Iceland Whaling Whales Animal Rights Hunt
The carcass of a Fin whale is tied to a whaling ship as it anchors near a processing plant in Hvalfjordur, IcelandReuters

Japan has announced it will file a new scientific whaling plan following a vote by the International Whaling Commission (IWC) at their 65th meeting in Slovenia.

The IWC voted to adopt elements of the International Court of Justice (ICJ) judgment on scientific whaling, which found Japan's assertions of carrying out whaling for scientific purposes were not robust enough.

In the vote, 35 countries voted to adopt the new regulations, 20 said no and five abstained.

Under the new rules, to resume whaling Japan will have to adhere to an ICJ process that considers whether the scientific research could be carried out without killing the animal.

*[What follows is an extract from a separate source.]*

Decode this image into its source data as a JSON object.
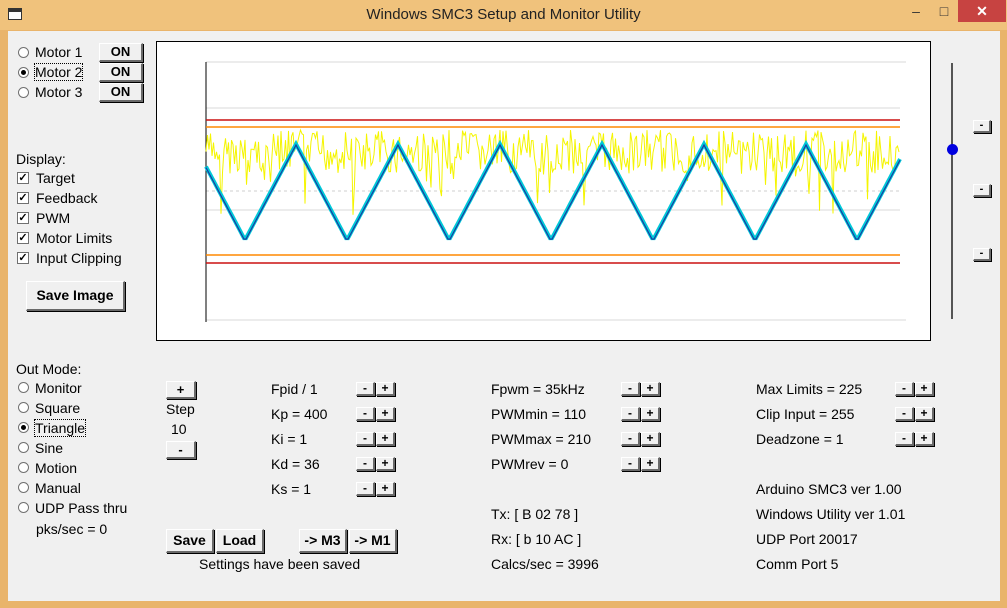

Kitty Block, vice president of Humane Society International, welcomed the news: "We are delighted that the New Zealand resolution codifying the ICJ decision and clarifying the process through which any future proposals for scientific whaling should be reviewed and approved by the IWC, was adopted today.

"The majority of IWC members want to implement the ICJ decision and stop all circumventions of the ban on commercial whaling. Japan voted no, and in a venal parting shot, stated that its whalers will return to the Southern Ocean Sanctuary next year and resume what the world sees as a discredited lethal scientific whaling programme."

Japan said it will file a plan for the resumption of its whaling programme by the end of the year.

Representing Japan at the IWC meeting, Joji Morishita, said they would be "open and transparent" in their plans, but said they aim to resume research over 2015 and 2016.

Aimee Leslie, head of WWF's delegation at the IWC meeting, said: "This is a landmark decision that is great news for whale conservation. If respected, it should stop the illegitimate killing of whales in the name of science.

"We urge Japan to abide by the decision of the IWC and to refrain from launching more hunts outside of the process set up today," Leslie said. "If Japan truly wants to advance whale conservation as it says it does, then it should not circumvent these new IWC rules."